New schema and updates

Wed, 2013-10-02

Schema Updates

All LRG records have been updated to a new XML schema (schema 1.8). The new records are available on the LRG website and on the FTP site (

The main changes to the schema are:

  • The inclusion of a fixed LRG-specific exon numbering system based on the transcript(s) included in the fixed section. Each distinct exon is numbered consecutively 5′ to 3′; the numbering is then applied to individual transcripts.
  • The creation of a new “Community” annotation set in the updatable section. It includes additional, relevant information provided directly to LRG project curators by collaborators such as Locus Specific Database (LSDB) curators, members of the diagnostic community, clinicians, and researchers.
  • Alternate or legacy exon and amino acid numbering systems widely used by the community have been moved from the NCBI updatable section to the new community annotation set to reflect the fact that this data is provided directly to LRG project curators by members of the community.
  • Inclusion of the HGNC ID as the main identifier in the fixed section since the HGNC symbol and the LRG gene name can update and are not fixed.

Display Updates

Improvements to the view have also been made, notably the inclusion of a summary box at the top right corner of each LRG’s webpage. It lists key information such as identifiers, genomic and transcript sequence sources, and the number of transcripts included in the fixed section.

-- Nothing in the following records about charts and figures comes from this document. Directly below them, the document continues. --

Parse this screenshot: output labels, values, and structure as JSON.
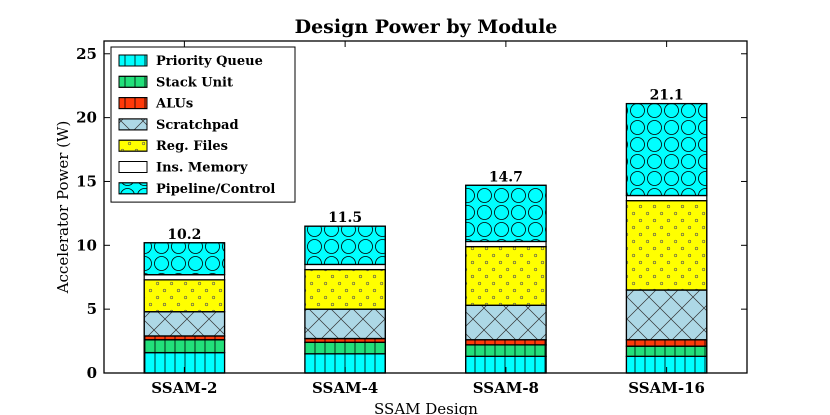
{
  "chart_data": {
    "type": "bar",
    "stacked": true,
    "title": "Design Power by Module",
    "xlabel": "SSAM Design",
    "ylabel": "Accelerator Power (W)",
    "categories": [
      "SSAM-2",
      "SSAM-4",
      "SSAM-8",
      "SSAM-16"
    ],
    "ylim": [
      0,
      26
    ],
    "yticks": [
      0,
      5,
      10,
      15,
      20,
      25
    ],
    "totals": [
      "10.2",
      "11.5",
      "14.7",
      "21.1"
    ],
    "legend_position": "upper-left",
    "series": [
      {
        "name": "Priority Queue",
        "values": [
          1.6,
          1.5,
          1.3,
          1.3
        ],
        "color": "#00ffff",
        "pattern": "vlines"
      },
      {
        "name": "Stack Unit",
        "values": [
          1.0,
          0.9,
          0.9,
          0.8
        ],
        "color": "#22e07a",
        "pattern": "vlines"
      },
      {
        "name": "ALUs",
        "values": [
          0.3,
          0.3,
          0.4,
          0.5
        ],
        "color": "#ff3a0a",
        "pattern": "vlines"
      },
      {
        "name": "Scratchpad",
        "values": [
          1.9,
          2.3,
          2.7,
          3.9
        ],
        "color": "#add8e6",
        "pattern": "xcross"
      },
      {
        "name": "Reg. Files",
        "values": [
          2.5,
          3.1,
          4.6,
          7.0
        ],
        "color": "#ffff00",
        "pattern": "dots"
      },
      {
        "name": "Ins. Memory",
        "values": [
          0.4,
          0.4,
          0.4,
          0.4
        ],
        "color": "#ffffff",
        "pattern": "none"
      },
      {
        "name": "Pipeline/Control",
        "values": [
          2.5,
          3.0,
          4.4,
          7.2
        ],
        "color": "#00ffff",
        "pattern": "circles"
      }
    ]
  }
}
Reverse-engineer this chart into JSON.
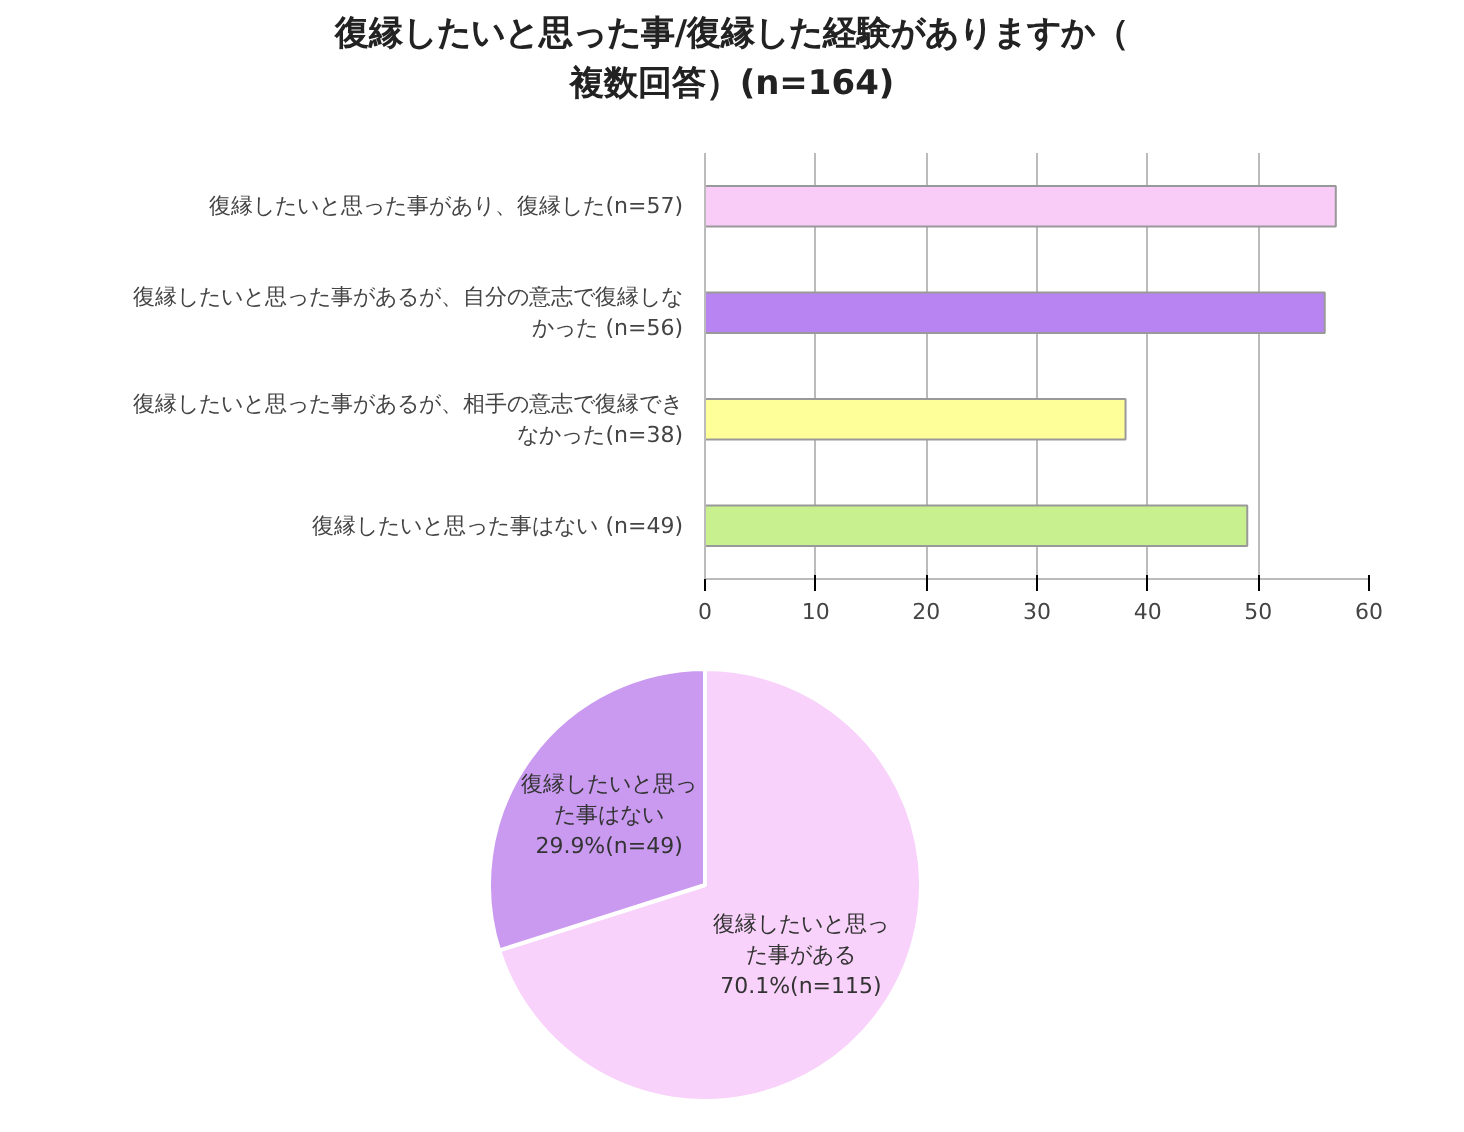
{
  "chart_data": [
    {
      "type": "bar",
      "orientation": "horizontal",
      "title": "復縁したいと思った事/復縁した経験がありますか（複数回答）(n=164)",
      "categories": [
        "復縁したいと思った事があり、復縁した(n=57)",
        "復縁したいと思った事があるが、自分の意志で復縁しなかった (n=56)",
        "復縁したいと思った事があるが、相手の意志で復縁できなかった(n=38)",
        "復縁したいと思った事はない (n=49)"
      ],
      "values": [
        57,
        56,
        38,
        49
      ],
      "colors": [
        "#f8ccf6",
        "#b784f2",
        "#ffff99",
        "#c8f08e"
      ],
      "xlim": [
        0,
        60
      ],
      "xticks": [
        0,
        10,
        20,
        30,
        40,
        50,
        60
      ],
      "grid": "x"
    },
    {
      "type": "pie",
      "categories": [
        "復縁したいと思った事がある",
        "復縁したいと思った事はない"
      ],
      "values": [
        70.1,
        29.9
      ],
      "value_labels": [
        "70.1%(n=115)",
        "29.9%(n=49)"
      ],
      "colors": [
        "#f8d2fa",
        "#c99af0"
      ]
    }
  ]
}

In addition, the updatable section of each LRG now contains the most up to date information available from NCBI and Ensembl (Ensembl release 73). The next update will be in early 2014 with information from the GRCh38 assembly.


Other changes to the schema have been described in the schema 1.8 documentation. LRG records in the previous XML schemas (schema 1.6 and schema 1.7) have been archived and are publicly available.